Modify all summary functions to take into account design information (i.e., weights). #3

krivit · 2017-05-20T08:23:13Z

The simplest way to do that is to simply use weights(egor) to get the list of ego weights according to the design. Note that the weights are not normalized: they do not necessarily sum to 1.

A more advanced use is svymean(x, ego.design(egor)), which takes a vector or a matrix x and evaluates its sample mean in accordance with the survey design.

The text was updated successfully, but these errors were encountered:

krivit · 2017-05-20T20:26:44Z

@tilltnet , @raffaelevacca , this one might have to be you: I only understand the data structure and survey design parts of egor.

…lating average netzsize and average density.

tilltnet · 2017-05-20T22:37:14Z

svymean(x, ego.design(egor))

I included this in summary.egor.

All other analysis functions calculate per ego values from alters/ alter_ties, so I think there is no need to include weights there, but I should include examples using the weights for summarising, i.e. compositional results with weighted.mean() EDIT: or the svymean() thing, of course!

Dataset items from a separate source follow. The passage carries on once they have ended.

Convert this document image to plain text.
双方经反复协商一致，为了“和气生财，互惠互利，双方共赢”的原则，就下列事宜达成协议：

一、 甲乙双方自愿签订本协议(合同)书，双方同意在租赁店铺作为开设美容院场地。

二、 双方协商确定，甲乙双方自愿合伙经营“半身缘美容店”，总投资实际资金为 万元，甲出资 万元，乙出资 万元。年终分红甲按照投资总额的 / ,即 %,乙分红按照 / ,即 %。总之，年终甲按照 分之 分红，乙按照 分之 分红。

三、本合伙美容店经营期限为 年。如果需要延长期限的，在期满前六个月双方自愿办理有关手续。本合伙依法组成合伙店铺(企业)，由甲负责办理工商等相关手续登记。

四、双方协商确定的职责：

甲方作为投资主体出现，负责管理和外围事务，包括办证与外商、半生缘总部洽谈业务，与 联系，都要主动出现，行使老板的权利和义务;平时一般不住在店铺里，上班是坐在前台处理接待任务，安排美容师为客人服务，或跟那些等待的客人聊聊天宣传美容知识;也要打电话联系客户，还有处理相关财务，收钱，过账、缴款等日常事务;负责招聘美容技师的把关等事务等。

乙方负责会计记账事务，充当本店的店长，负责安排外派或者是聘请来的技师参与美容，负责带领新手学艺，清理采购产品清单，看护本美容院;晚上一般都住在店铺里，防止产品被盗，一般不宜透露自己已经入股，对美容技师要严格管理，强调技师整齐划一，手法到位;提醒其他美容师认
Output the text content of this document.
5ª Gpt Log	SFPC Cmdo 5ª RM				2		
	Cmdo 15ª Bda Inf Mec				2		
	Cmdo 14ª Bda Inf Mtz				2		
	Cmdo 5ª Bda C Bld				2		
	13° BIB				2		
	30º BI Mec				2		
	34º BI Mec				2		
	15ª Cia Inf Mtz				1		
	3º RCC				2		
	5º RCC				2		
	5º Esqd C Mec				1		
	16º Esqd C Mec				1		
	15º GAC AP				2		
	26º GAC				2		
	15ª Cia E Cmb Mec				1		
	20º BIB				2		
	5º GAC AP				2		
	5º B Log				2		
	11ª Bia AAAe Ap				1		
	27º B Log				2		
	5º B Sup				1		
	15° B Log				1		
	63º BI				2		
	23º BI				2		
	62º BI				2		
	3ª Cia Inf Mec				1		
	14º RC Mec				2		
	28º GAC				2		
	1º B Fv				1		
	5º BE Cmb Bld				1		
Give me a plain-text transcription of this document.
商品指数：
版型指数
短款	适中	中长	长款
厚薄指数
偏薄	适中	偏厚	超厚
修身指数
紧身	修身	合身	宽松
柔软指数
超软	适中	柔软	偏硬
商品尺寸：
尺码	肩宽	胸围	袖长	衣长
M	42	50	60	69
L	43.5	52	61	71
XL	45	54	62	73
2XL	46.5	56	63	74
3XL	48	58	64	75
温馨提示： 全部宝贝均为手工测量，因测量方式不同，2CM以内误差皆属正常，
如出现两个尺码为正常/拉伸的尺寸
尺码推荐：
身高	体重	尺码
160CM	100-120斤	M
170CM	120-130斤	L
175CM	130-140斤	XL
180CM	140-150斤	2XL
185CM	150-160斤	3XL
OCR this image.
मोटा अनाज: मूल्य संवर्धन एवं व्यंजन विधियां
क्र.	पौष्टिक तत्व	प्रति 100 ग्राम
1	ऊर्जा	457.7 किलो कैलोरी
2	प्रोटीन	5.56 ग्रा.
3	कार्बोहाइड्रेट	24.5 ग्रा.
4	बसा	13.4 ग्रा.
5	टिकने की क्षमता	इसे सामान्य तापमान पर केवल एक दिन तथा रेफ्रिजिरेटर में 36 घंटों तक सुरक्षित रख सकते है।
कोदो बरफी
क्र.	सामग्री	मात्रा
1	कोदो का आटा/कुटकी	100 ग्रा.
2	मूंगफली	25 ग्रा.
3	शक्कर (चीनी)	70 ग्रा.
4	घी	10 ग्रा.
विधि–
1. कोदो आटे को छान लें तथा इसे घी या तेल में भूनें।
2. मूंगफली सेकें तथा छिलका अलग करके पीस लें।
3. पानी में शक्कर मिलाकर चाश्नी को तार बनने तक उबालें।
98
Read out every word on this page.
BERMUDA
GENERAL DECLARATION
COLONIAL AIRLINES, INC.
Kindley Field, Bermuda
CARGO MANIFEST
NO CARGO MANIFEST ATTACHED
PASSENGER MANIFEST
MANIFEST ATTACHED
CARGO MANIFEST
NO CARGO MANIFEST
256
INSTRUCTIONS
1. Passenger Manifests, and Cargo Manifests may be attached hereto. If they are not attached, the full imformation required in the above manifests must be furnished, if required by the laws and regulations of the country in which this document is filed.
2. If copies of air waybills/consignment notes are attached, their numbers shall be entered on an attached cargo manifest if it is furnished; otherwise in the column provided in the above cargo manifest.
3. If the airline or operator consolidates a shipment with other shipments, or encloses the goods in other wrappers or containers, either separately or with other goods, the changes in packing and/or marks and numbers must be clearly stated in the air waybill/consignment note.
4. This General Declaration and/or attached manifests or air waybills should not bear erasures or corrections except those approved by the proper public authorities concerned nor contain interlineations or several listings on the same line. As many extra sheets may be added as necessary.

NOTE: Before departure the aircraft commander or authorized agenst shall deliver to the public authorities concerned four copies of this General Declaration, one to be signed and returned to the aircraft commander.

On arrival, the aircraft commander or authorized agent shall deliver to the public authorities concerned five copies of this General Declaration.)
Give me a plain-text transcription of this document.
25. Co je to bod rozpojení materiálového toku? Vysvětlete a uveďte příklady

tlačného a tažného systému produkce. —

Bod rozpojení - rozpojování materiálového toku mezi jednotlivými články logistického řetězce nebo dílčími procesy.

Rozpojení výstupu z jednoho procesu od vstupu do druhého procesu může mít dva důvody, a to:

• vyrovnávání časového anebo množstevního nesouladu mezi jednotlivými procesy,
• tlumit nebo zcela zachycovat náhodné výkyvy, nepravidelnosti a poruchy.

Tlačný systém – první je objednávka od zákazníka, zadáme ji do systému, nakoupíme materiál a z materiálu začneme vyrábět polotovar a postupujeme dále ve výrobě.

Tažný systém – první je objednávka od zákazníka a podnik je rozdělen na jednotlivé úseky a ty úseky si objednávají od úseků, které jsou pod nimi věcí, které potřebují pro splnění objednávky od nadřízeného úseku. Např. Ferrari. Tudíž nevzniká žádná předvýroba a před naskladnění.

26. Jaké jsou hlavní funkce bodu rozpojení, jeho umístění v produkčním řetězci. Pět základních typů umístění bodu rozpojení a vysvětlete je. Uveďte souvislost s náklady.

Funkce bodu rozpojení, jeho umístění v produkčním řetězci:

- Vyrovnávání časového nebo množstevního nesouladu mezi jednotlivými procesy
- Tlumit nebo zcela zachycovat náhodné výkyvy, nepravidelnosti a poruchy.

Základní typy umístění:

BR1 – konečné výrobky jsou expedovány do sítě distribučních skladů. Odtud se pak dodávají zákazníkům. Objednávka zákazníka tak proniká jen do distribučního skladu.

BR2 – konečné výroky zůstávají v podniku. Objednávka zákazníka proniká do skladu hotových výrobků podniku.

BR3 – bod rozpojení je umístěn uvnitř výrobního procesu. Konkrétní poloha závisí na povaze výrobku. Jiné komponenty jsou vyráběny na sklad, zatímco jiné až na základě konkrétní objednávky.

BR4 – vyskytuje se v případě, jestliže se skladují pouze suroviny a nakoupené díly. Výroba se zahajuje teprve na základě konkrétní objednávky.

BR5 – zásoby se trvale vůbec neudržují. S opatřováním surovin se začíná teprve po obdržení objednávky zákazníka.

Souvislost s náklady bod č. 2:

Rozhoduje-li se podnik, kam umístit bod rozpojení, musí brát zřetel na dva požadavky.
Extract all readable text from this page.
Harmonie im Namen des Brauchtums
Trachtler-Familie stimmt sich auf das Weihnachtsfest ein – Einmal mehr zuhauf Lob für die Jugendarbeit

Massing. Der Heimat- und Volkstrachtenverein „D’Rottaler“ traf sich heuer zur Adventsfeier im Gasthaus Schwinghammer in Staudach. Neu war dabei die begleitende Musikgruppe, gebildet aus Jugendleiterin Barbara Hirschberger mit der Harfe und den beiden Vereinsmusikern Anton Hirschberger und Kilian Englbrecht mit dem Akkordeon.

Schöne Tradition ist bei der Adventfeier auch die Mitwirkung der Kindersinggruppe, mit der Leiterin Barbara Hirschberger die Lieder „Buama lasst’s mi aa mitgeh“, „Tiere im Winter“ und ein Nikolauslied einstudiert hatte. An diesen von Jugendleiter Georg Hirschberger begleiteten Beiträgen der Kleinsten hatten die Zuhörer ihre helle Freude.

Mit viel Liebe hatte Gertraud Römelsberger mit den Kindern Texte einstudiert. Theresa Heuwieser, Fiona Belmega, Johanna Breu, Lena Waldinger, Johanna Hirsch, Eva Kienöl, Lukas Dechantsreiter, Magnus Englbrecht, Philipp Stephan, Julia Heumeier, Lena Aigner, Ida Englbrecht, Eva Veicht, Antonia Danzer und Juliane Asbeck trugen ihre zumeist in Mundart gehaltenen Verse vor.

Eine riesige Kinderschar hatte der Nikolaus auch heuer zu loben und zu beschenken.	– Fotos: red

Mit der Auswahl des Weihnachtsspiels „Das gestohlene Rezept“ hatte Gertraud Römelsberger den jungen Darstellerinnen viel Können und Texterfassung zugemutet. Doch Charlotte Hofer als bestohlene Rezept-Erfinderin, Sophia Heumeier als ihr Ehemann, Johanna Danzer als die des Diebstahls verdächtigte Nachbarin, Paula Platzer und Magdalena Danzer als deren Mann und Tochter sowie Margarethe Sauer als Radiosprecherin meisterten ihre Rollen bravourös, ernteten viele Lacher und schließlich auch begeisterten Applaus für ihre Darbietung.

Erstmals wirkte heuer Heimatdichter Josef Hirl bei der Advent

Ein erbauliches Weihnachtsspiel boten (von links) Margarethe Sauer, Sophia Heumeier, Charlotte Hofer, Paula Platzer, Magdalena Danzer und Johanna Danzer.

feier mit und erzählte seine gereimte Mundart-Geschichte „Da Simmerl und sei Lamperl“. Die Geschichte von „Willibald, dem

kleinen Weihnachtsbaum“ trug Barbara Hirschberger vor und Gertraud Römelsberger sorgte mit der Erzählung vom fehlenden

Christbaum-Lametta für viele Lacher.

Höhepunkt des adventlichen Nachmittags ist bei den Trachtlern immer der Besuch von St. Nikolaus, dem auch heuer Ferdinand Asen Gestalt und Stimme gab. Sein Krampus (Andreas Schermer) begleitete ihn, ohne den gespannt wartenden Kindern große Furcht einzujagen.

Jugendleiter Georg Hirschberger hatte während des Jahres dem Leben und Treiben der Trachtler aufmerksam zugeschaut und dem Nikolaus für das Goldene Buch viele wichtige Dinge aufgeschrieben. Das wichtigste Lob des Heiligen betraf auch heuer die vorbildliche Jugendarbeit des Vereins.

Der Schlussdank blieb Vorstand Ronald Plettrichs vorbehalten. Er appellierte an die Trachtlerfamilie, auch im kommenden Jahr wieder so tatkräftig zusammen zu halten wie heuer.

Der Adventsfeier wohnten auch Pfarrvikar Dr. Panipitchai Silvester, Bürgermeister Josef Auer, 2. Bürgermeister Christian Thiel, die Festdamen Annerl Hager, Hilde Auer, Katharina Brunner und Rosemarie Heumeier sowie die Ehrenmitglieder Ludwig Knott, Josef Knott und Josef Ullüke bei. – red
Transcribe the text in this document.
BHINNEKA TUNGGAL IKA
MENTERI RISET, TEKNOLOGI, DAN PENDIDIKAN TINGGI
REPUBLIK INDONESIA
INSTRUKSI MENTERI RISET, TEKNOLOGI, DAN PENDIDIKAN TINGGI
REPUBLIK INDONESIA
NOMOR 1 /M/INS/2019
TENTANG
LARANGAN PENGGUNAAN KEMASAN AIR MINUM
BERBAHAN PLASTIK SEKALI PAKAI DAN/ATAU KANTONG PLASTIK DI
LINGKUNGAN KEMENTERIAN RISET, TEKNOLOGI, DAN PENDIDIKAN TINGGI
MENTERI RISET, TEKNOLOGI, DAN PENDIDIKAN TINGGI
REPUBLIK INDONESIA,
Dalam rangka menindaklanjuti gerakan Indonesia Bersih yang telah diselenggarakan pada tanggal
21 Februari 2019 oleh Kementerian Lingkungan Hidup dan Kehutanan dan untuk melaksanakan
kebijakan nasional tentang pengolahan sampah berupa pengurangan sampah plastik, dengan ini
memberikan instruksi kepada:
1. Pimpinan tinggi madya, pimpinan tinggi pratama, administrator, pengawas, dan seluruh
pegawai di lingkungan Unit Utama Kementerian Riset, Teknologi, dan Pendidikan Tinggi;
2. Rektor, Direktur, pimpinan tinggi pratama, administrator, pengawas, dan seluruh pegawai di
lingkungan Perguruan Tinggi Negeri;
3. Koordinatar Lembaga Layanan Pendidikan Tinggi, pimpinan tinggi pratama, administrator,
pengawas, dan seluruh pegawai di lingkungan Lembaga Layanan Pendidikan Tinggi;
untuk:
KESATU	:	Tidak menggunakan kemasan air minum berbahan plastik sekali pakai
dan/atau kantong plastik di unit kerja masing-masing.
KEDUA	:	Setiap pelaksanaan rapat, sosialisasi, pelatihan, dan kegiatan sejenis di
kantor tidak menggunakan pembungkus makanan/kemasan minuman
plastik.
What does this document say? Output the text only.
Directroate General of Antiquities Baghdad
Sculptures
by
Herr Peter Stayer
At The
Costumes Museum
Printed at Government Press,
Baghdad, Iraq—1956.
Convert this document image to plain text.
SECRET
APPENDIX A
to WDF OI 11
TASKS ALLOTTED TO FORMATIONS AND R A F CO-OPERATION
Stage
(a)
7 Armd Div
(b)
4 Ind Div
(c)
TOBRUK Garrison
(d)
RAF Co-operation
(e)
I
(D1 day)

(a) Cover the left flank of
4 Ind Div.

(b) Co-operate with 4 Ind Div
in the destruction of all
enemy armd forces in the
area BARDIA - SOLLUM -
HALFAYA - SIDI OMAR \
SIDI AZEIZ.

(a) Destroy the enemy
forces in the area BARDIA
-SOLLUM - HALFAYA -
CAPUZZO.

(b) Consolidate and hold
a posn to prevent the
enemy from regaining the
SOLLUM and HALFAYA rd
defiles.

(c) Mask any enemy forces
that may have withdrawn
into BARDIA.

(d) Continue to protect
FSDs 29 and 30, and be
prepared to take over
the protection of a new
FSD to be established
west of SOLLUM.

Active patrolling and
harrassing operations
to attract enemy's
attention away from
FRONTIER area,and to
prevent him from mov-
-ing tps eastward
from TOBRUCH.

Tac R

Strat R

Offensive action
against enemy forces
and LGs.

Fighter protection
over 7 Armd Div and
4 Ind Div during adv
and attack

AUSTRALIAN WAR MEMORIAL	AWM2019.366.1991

krivit · 2020-01-15T10:44:38Z

I've changed the code so that egor$ego is now a tbl_svy object with all that that entails. Do the functions that call for weights still work?

Edit: The changes are in the ego_srvyr branch.

krivit · 2020-09-10T05:46:49Z

As far as I can gather, we have two kinds of summary functions:

Those that calculate some statistic for each ego and return a tibble with the egoID and the statistic.
Those that calculate the summary over all egos together.

I am not actually sure which, except for the dplyr functions, are of the second type.

Based on this, I think that in order to properly incorporate sampling weights, we should probably have functions of the first type return a tbl_svy object instead of a tibble, so that the user could then use sampling-aware summaries. Any thoughts?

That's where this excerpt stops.